Ce sont de petites choses qui génèrent de vraies empreintes dans le cerveau d’un bébé qui mûrit et où tout stimuli, ainsi que tout manque, déterminera son développement ultérieur. Voyons d’autres aspects à ce sujet.

La sagesse du « bien élever »

Les termes sont importants dans notre langage, mais parfois les expressions les plus populaires voient toujours des comportements pathologiques où il n’y a que des processus naturels. Il est tout à fait possible, par exemple, que vous aussi vous soyez vu dans la position d’avoir à endurer les commentaires de vos amis ou de votre famille lorsque vous prenez vos enfants dans vos bras pour soulager leurs larmes ou leur colère.

« Tu l’élèves mal » nous disent-ils. Nous ne disons rien en sachant que ce n’est pas le cas, car nous comprenons que le renforcement positif au bon moment évite les crises, réduit le stress et fait que nos enfants se sentent plus en sécurité pour explorer leur environnement à leur propre rythme.

  • La sagesse du « bien élever » sait que les conséquences de pleurs prolongés et non écoutés apportent des effets indésirables. Du point de vue neurologique, cela cause du stress, et un taux élevé de cortisol altère la chimie des neurotransmetteurs, intensifie la peur et augmente le besoin d’attention.
  • La sagesse du « bien élever » sait que consoler, embrasser et « être présent » améliore le lien avec nos enfants. Nos enfants auront besoin de cet attachement sûr pendant leurs trois premières années. C’est une étape où vos besoins vitaux sont généralement simples mais essentiels : sécurité, affection, reconnaissance et profiter de stimuli enrichissants pour favoriser la connectivité neuronale.

Un enfant qu’on laisse pleurer jusqu’à épuisement ou qui ne reçoit ni câlins ni caresses est un bébé qui construit une idée quelque peu hostile du monde, un scénario où il « attendra toujours des choses », un monde face auquel il doit défendre parfois avec colère, ou s’attendre à des renforts avec lesquels se trouver.

Ce n’est pas la bonne chose à faire.

embrasser n'est pas mal élever

Favoriser le développement émotionnel pour aider à grandir

L’éducation émotionnelle ne commence pas quand un enfant a déjà les compétences en matière de communication, quand nous devons établir des règles, fixer des limites et négocier des règles. Un bébé de huit mois qui nous tire les cheveux quand il est en colère est une personne qui cherche à canaliser sa colère et sa frustration.
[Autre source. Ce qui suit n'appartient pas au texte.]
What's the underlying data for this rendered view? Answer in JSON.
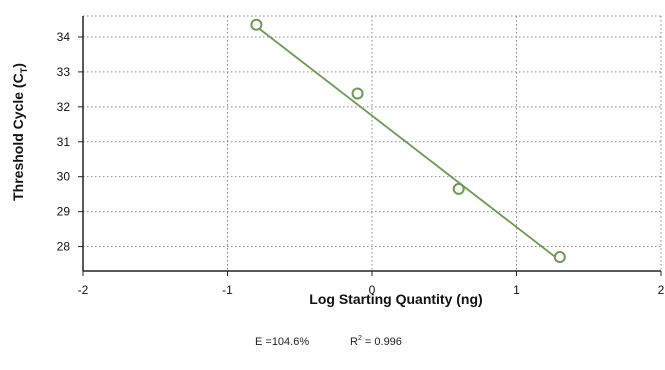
{
  "chart_data": {
    "type": "scatter",
    "xlabel": "Log Starting Quantity (ng)",
    "ylabel_main": "Threshold Cycle (C",
    "ylabel_sub": "T",
    "ylabel_close": ")",
    "xlim": [
      -2,
      2
    ],
    "ylim": [
      27.3,
      34.6
    ],
    "x_ticks": [
      -2,
      -1,
      0,
      1,
      2
    ],
    "y_ticks": [
      28,
      29,
      30,
      31,
      32,
      33,
      34
    ],
    "grid": true,
    "colors": {
      "series": "#6b9a55",
      "axis": "#222222",
      "grid": "#888888"
    },
    "series": [
      {
        "points": [
          {
            "x": -0.8,
            "y": 34.35
          },
          {
            "x": -0.1,
            "y": 32.38
          },
          {
            "x": 0.6,
            "y": 29.65
          },
          {
            "x": 1.3,
            "y": 27.7
          }
        ]
      }
    ],
    "fit_line": {
      "x": [
        -0.8,
        1.3
      ],
      "y": [
        34.3,
        27.6
      ]
    },
    "stats": {
      "efficiency_label": "E =104.6%",
      "r2_prefix": "R",
      "r2_sup": "2",
      "r2_value": " = 0.996"
    }
  }
}
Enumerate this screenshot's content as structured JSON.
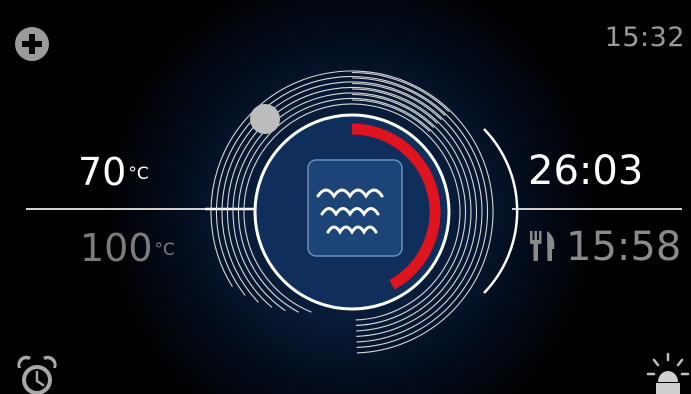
{
  "status": {
    "clock": "15:32"
  },
  "temperature": {
    "current_value": "70",
    "target_value": "100",
    "unit": "°C"
  },
  "timer": {
    "remaining": "26:03",
    "end_time": "15:58"
  },
  "mode": {
    "icon": "steam-icon"
  },
  "progress": {
    "fraction": 0.42
  },
  "colors": {
    "background": "#000000",
    "accent_red": "#e0141e",
    "ring": "#ffffff",
    "dim_text": "#7c7c7c",
    "clock_text": "#9a9a9a"
  },
  "icons": {
    "top_left": "add-icon",
    "bottom_left": "alarm-clock-icon",
    "bottom_right": "oven-light-icon",
    "end_time": "cutlery-icon"
  }
}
  • L’éducation émotionnelle commence dès le premier jour où nous laissons notre bébé dans le berceau après son arrivée à l’hôpital. Après avoir donné naissance Nous ne pouvons pas oublier que le premier ancrage émotionnel survient à la naissance, avec ce premier contact peau à peau entre le bébé et sa mère.
  • L’allaitement maternel est un formidable pilier pour continuer à tisser des liens empreints de sécurité, de sérénité et de bien-être. Plus tard, l’art de consoler de manière respectueuse lui permettra de continuer à grandir en toute sécurité.
  • S’occuper des réactions négatives, ce n’est pas non plus mal élever. L’enfant de deux ans qui jette un jouet au sol avec rage ou qui griffe son frère ou sa mère cache une émotion qui le dépasse et qu’il faut savoir canaliser, comprendre et gérer.
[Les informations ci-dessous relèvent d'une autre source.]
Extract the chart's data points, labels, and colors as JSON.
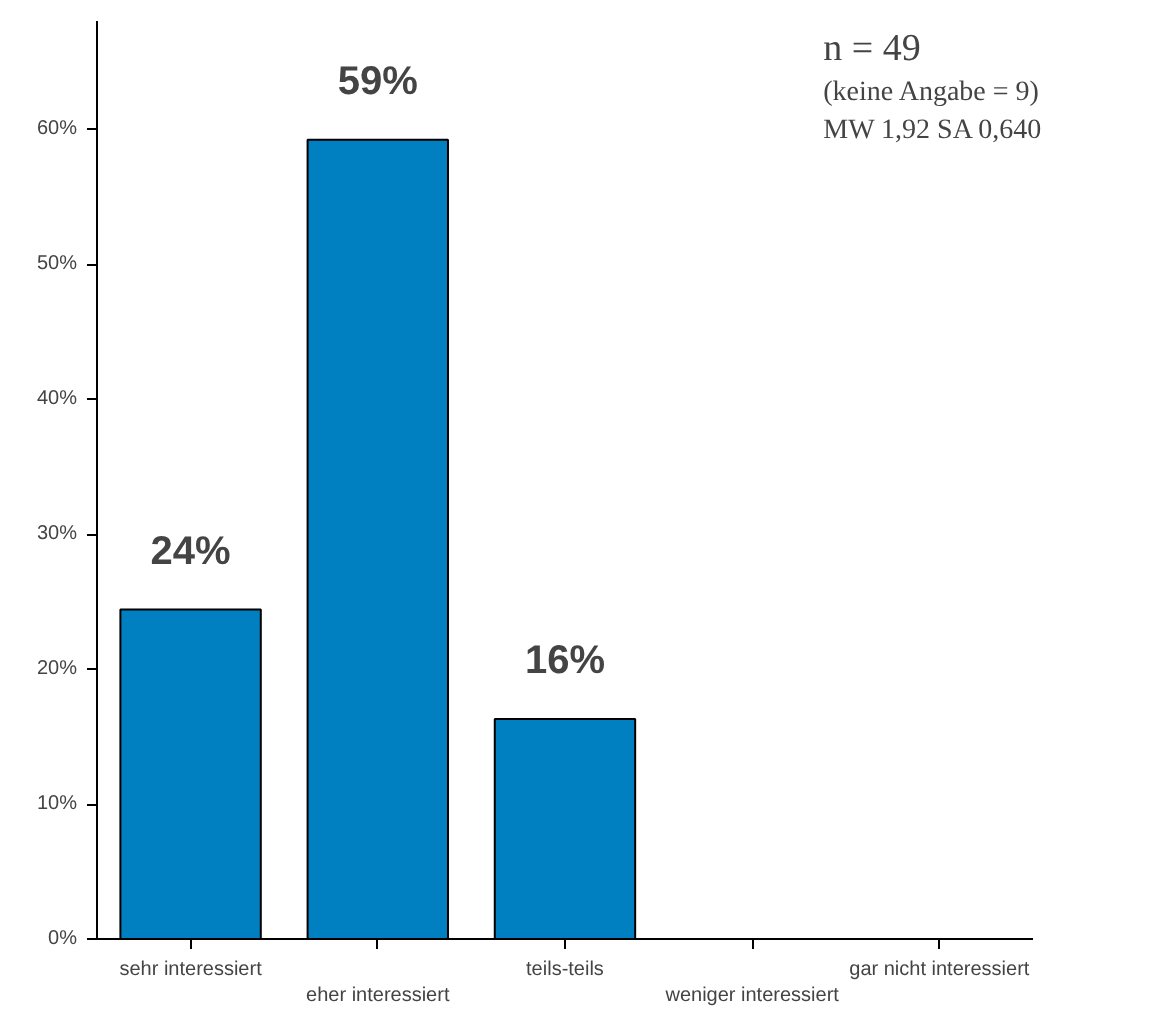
{
  "chart_data": {
    "type": "bar",
    "categories": [
      "sehr interessiert",
      "eher interessiert",
      "teils-teils",
      "weniger interessiert",
      "gar nicht interessiert"
    ],
    "values": [
      24.4,
      59.2,
      16.3,
      0,
      0
    ],
    "value_labels": [
      "24%",
      "59%",
      "16%",
      null,
      null
    ],
    "color": "#0080c0",
    "ylim": [
      0,
      68
    ],
    "yticks": [
      {
        "value": 0,
        "label": "0%"
      },
      {
        "value": 10,
        "label": "10%"
      },
      {
        "value": 20,
        "label": "20%"
      },
      {
        "value": 30,
        "label": "30%"
      },
      {
        "value": 40,
        "label": "40%"
      },
      {
        "value": 50,
        "label": "50%"
      },
      {
        "value": 60,
        "label": "60%"
      }
    ],
    "grid": false,
    "annotations": [
      "n = 49",
      "(keine Angabe = 9)",
      "MW 1,92 SA 0,640"
    ]
  }
}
La tâche de comprendre les émotions et de les travailler est quelque chose qui exige de la patience et de l’intuition, quelque chose que nous ne devrions jamais ignorer « seulement parce qu’ils sont petits ». Les petites choses d’aujourd’hui peuvent devenir de grands gouffres demain, il faut donc faire attention, les nourrir d’émotions positives mettant en pratique l’art du bien-être.